Five Strategies to Leverage Yourself for a Promotion

  • Published on:
    April 11, 2020
  • Reading time by:
    6 minutes

Do you feel like you are stuck in your current position?  Unfortunately, in today’s market, promotions are not a given.  Below are five strategies to incorporate into your promotional plan to evidence that while you are a patient team player, you are simultaneously an ambitious self-marketer.

Do a great job.

How you perform in your current position is going to be important when you are considered for a promotion. While excellent performance reviews are not the only factor in obtaining a promotion, they are necessary for it, together with good attendance, punctuality and a willingness to go the extra mile when needed.  By quantifying results and showing detailed information about your past successes, you can make a better case for why you deserve a promotion.

It is also important to understand the distinction between being a self-marketer, rather than a self-promoter, which will assist in improving your image and reputation to advance your career.  Self-marketing focuses on the needs of the buyer rather than the qualities and features of the product; it is not about projecting an ego.  It gives candidates more opportunities to effectively communicate their values, skills, experiences, and vision to employers.  Sell yourself – and let it be known that you are seeking a promotion.

Master office politics

Relationships with others become more important as your career advances. Senior roles demand a higher level of political sensitivity, so show that you can easily and successfully navigate office politics. It is imperative to communicate openly and transparently and, if you must confront someone about a situation, go through the required channels. Especially because so much work is now accomplished through teams, it becomes even more important to share successes with your team and avoid pointing your finger when there are failures.  By being a team player, you will not only build your reputation but also increase your value to the organization.

Build your network

The more people who know you, know your strengths and abilities, know your value to the company, and know of your ambitions, the more likely your name will be discussed when opportunities arise. It really is not enough to work very hard, if it is not known.  An added benefit of networking is that you will learn much more about the company if you network with people in other areas of the organization.

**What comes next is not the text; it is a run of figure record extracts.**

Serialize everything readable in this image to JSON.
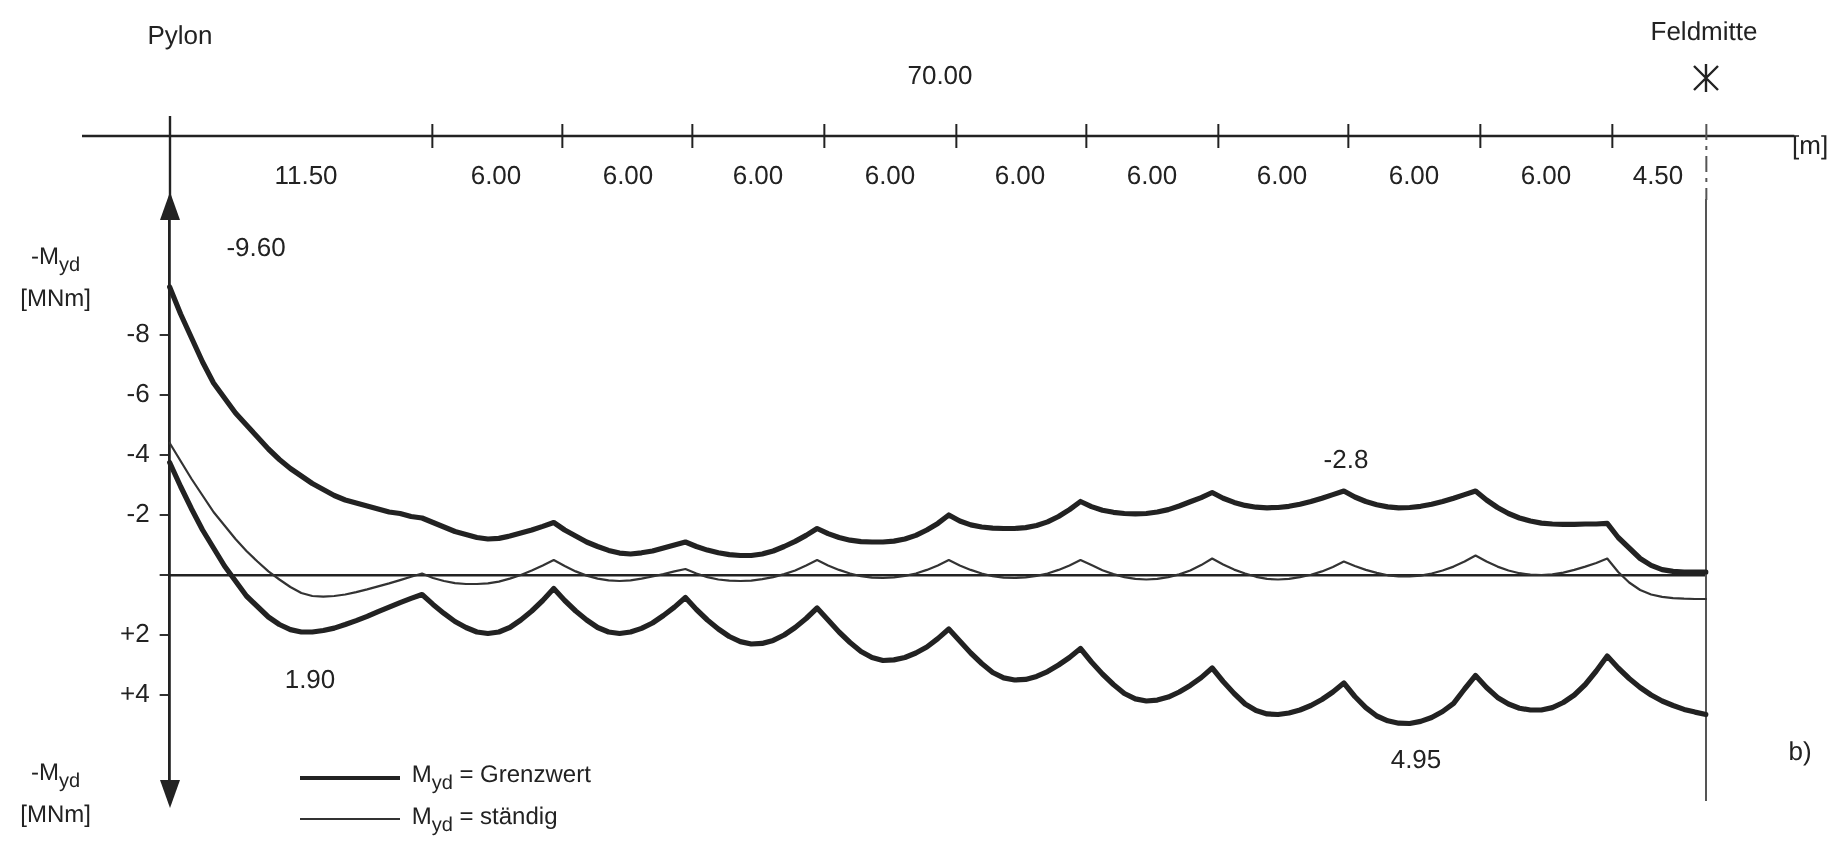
{
  "chart_data": {
    "type": "line",
    "ylabel": "-M$_{yd}$ [MNm]",
    "xlabel": "[m]",
    "tick_labels": "y",
    "ylim": [
      7.5,
      -12.5
    ],
    "yticks": [
      -8,
      -6,
      -4,
      -2,
      {
        "value": 0,
        "label": null
      },
      {
        "value": 2,
        "label": "+2"
      },
      {
        "value": 4,
        "label": "+4"
      }
    ],
    "legend": "bottom left",
    "marker": "none",
    "line_style": "solid",
    "categories": [
      null,
      null,
      null,
      null,
      null,
      null,
      null,
      null,
      null,
      null,
      null,
      null,
      null,
      null,
      null,
      null,
      null,
      null,
      null,
      null,
      null,
      null,
      null,
      null,
      null,
      null,
      null,
      null,
      null,
      null,
      null,
      null,
      null,
      null,
      null,
      null,
      null,
      null,
      null,
      null,
      null,
      null,
      null,
      null,
      null,
      null,
      null,
      null,
      null,
      null,
      null,
      null,
      null,
      null,
      null,
      null,
      null,
      null,
      null,
      null,
      null,
      null,
      null,
      null,
      null,
      null,
      null,
      null,
      null,
      null,
      null,
      null,
      null,
      null,
      null,
      null,
      null,
      null,
      null,
      null,
      null,
      null,
      null,
      null,
      null,
      null,
      null,
      null,
      null,
      null,
      null,
      null,
      null,
      null,
      null,
      null,
      null,
      null,
      null,
      null,
      null,
      null,
      null,
      null,
      null,
      null,
      null,
      null,
      null,
      null,
      null,
      null,
      null,
      null,
      null,
      null,
      null,
      null,
      null,
      null,
      null,
      null,
      null,
      null,
      null,
      null,
      null,
      null,
      null,
      null,
      null,
      null,
      null,
      null,
      null,
      null,
      null,
      null,
      null,
      null,
      null
    ],
    "series": [
      {
        "name": "M$_{yd}$ = Grenzwert",
        "color": "#222222",
        "values": [
          -9.6,
          -8.7,
          -7.9,
          -7.1,
          -6.4,
          -5.9,
          -5.4,
          -5.0,
          -4.6,
          -4.2,
          -3.85,
          -3.55,
          -3.3,
          -3.05,
          -2.85,
          -2.65,
          -2.5,
          -2.4,
          -2.3,
          -2.2,
          -2.1,
          -2.05,
          -1.95,
          -1.9,
          -1.75,
          -1.6,
          -1.45,
          -1.35,
          -1.25,
          -1.2,
          -1.22,
          -1.3,
          -1.4,
          -1.5,
          -1.62,
          -1.75,
          -1.5,
          -1.3,
          -1.1,
          -0.95,
          -0.82,
          -0.73,
          -0.7,
          -0.74,
          -0.8,
          -0.9,
          -1.0,
          -1.1,
          -0.95,
          -0.83,
          -0.74,
          -0.68,
          -0.65,
          -0.65,
          -0.7,
          -0.8,
          -0.95,
          -1.12,
          -1.32,
          -1.55,
          -1.38,
          -1.25,
          -1.16,
          -1.11,
          -1.1,
          -1.1,
          -1.13,
          -1.2,
          -1.32,
          -1.5,
          -1.72,
          -2.0,
          -1.8,
          -1.67,
          -1.6,
          -1.56,
          -1.55,
          -1.55,
          -1.58,
          -1.65,
          -1.77,
          -1.95,
          -2.18,
          -2.45,
          -2.28,
          -2.16,
          -2.09,
          -2.05,
          -2.04,
          -2.05,
          -2.1,
          -2.18,
          -2.3,
          -2.44,
          -2.58,
          -2.75,
          -2.56,
          -2.42,
          -2.32,
          -2.26,
          -2.24,
          -2.25,
          -2.29,
          -2.36,
          -2.45,
          -2.56,
          -2.68,
          -2.8,
          -2.6,
          -2.45,
          -2.34,
          -2.27,
          -2.24,
          -2.25,
          -2.29,
          -2.36,
          -2.45,
          -2.56,
          -2.68,
          -2.8,
          -2.5,
          -2.25,
          -2.05,
          -1.9,
          -1.8,
          -1.73,
          -1.7,
          -1.69,
          -1.69,
          -1.7,
          -1.7,
          -1.72,
          -1.25,
          -0.9,
          -0.55,
          -0.32,
          -0.18,
          -0.12,
          -0.1,
          -0.1,
          -0.1
        ]
      },
      {
        "color": "#222222",
        "values": [
          -3.75,
          -2.95,
          -2.2,
          -1.5,
          -0.9,
          -0.3,
          0.2,
          0.7,
          1.05,
          1.4,
          1.65,
          1.82,
          1.9,
          1.9,
          1.85,
          1.77,
          1.65,
          1.52,
          1.38,
          1.22,
          1.07,
          0.92,
          0.78,
          0.65,
          0.98,
          1.28,
          1.55,
          1.75,
          1.9,
          1.95,
          1.9,
          1.75,
          1.5,
          1.2,
          0.85,
          0.45,
          0.85,
          1.2,
          1.5,
          1.75,
          1.9,
          1.95,
          1.9,
          1.78,
          1.6,
          1.35,
          1.07,
          0.75,
          1.15,
          1.5,
          1.8,
          2.05,
          2.22,
          2.3,
          2.28,
          2.18,
          2.0,
          1.75,
          1.45,
          1.1,
          1.5,
          1.9,
          2.25,
          2.55,
          2.75,
          2.85,
          2.83,
          2.75,
          2.6,
          2.4,
          2.12,
          1.8,
          2.2,
          2.6,
          2.95,
          3.25,
          3.43,
          3.5,
          3.48,
          3.38,
          3.22,
          3.0,
          2.75,
          2.45,
          2.9,
          3.3,
          3.65,
          3.95,
          4.13,
          4.2,
          4.17,
          4.07,
          3.9,
          3.68,
          3.42,
          3.1,
          3.55,
          3.95,
          4.3,
          4.52,
          4.63,
          4.65,
          4.6,
          4.5,
          4.35,
          4.15,
          3.9,
          3.6,
          4.05,
          4.42,
          4.7,
          4.86,
          4.94,
          4.95,
          4.88,
          4.75,
          4.55,
          4.28,
          3.8,
          3.35,
          3.75,
          4.08,
          4.3,
          4.44,
          4.5,
          4.5,
          4.42,
          4.25,
          4.0,
          3.65,
          3.2,
          2.7,
          3.1,
          3.45,
          3.75,
          4.0,
          4.2,
          4.35,
          4.48,
          4.57,
          4.65
        ]
      },
      {
        "name": "M$_{yd}$ = ständig",
        "color": "#333333",
        "values": [
          -4.4,
          -3.8,
          -3.2,
          -2.65,
          -2.1,
          -1.65,
          -1.2,
          -0.8,
          -0.45,
          -0.12,
          0.15,
          0.4,
          0.6,
          0.7,
          0.72,
          0.7,
          0.65,
          0.57,
          0.48,
          0.38,
          0.28,
          0.17,
          0.06,
          -0.05,
          0.1,
          0.2,
          0.27,
          0.3,
          0.3,
          0.28,
          0.22,
          0.12,
          0,
          -0.15,
          -0.32,
          -0.5,
          -0.3,
          -0.12,
          0.02,
          0.12,
          0.18,
          0.2,
          0.18,
          0.12,
          0.05,
          -0.03,
          -0.12,
          -0.2,
          -0.05,
          0.07,
          0.15,
          0.19,
          0.2,
          0.19,
          0.14,
          0.07,
          -0.03,
          -0.15,
          -0.32,
          -0.5,
          -0.32,
          -0.17,
          -0.05,
          0.04,
          0.09,
          0.1,
          0.08,
          0.03,
          -0.05,
          -0.17,
          -0.32,
          -0.5,
          -0.32,
          -0.17,
          -0.05,
          0.04,
          0.09,
          0.1,
          0.08,
          0.03,
          -0.05,
          -0.17,
          -0.32,
          -0.5,
          -0.33,
          -0.16,
          -0.03,
          0.07,
          0.13,
          0.15,
          0.13,
          0.07,
          -0.02,
          -0.15,
          -0.33,
          -0.55,
          -0.35,
          -0.18,
          -0.05,
          0.06,
          0.13,
          0.15,
          0.13,
          0.07,
          -0.01,
          -0.12,
          -0.27,
          -0.45,
          -0.3,
          -0.17,
          -0.07,
          0.01,
          0.05,
          0.05,
          0.02,
          -0.05,
          -0.15,
          -0.28,
          -0.45,
          -0.65,
          -0.45,
          -0.28,
          -0.15,
          -0.06,
          -0.01,
          0,
          -0.02,
          -0.08,
          -0.17,
          -0.28,
          -0.4,
          -0.55,
          -0.1,
          0.25,
          0.5,
          0.65,
          0.73,
          0.77,
          0.79,
          0.8,
          0.8
        ]
      }
    ],
    "annotations": [
      "Pylon",
      "70.00",
      "Feldmitte",
      "11.50",
      "6.00",
      "6.00",
      "6.00",
      "6.00",
      "6.00",
      "6.00",
      "6.00",
      "6.00",
      "6.00",
      "4.50",
      "-9.60",
      "1.90",
      "-2.8",
      "4.95",
      "b)"
    ]
  }
}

Ask for more responsibilities

One of the best ways to succeed in getting a promotion is to expand your knowledge and skill sets in areas that are critical to the organization. As technology and other forces change rapidly, you need an ever-increasing skill set not only to perform your job, but to stay marketable.  You can then volunteer to assist other departments or teams, or simply ask for more responsibilities, which increases your value within the organization. Asking for more work shows your interest and desire to help your department and company to succeed, as well as highlighting your value to the organization.

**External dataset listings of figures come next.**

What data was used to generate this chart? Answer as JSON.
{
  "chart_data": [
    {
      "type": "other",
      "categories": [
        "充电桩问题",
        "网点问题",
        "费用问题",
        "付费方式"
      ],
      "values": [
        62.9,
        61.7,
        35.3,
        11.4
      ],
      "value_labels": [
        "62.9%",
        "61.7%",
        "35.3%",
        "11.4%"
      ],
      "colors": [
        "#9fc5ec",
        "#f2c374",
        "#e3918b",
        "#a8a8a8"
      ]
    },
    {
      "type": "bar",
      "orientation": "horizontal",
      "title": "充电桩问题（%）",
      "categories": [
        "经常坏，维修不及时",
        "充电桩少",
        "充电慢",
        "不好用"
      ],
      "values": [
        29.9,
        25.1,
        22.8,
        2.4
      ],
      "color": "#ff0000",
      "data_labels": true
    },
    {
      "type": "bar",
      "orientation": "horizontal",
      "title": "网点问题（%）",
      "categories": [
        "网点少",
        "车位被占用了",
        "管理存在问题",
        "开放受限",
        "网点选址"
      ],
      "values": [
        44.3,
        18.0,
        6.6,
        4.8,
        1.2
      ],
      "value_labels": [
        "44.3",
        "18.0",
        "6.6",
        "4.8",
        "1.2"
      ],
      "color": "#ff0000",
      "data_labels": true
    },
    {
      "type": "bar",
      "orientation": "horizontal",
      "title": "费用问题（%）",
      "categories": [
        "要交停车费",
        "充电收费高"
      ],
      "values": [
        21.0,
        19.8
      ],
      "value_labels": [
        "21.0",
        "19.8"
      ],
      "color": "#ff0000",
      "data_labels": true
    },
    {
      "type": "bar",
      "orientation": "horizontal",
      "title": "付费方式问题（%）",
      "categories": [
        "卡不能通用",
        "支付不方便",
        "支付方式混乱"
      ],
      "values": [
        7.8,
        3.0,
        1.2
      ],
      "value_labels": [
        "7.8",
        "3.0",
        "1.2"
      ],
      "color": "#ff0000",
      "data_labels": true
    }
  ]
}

If you see an area that has been neglected, and you have key skills in that area, take the initiative and write a proposal for a new position.  Even if the company does not create the new position, you have shown great initiative, creativity, and value to the company, and these qualities will only help you the next time you request a promotion.

Prepare for a ‘no’

Even if you are denied a promotion, now is the best time to lay foundations for the future. Ask when you can reapply: is it based on a time threshold or after a certain milestone has been achieved, such as landing a certain number of new clients. It is also important to follow up with an email thanking your employer for his or her time and confirming the details you discussed.

Employing these strategies will assist in requesting a promotion diplomatically and enhance your candidacy for the promotion. Then, when the opportunities for getting promoted start to solidify, you could be the first in line to move up!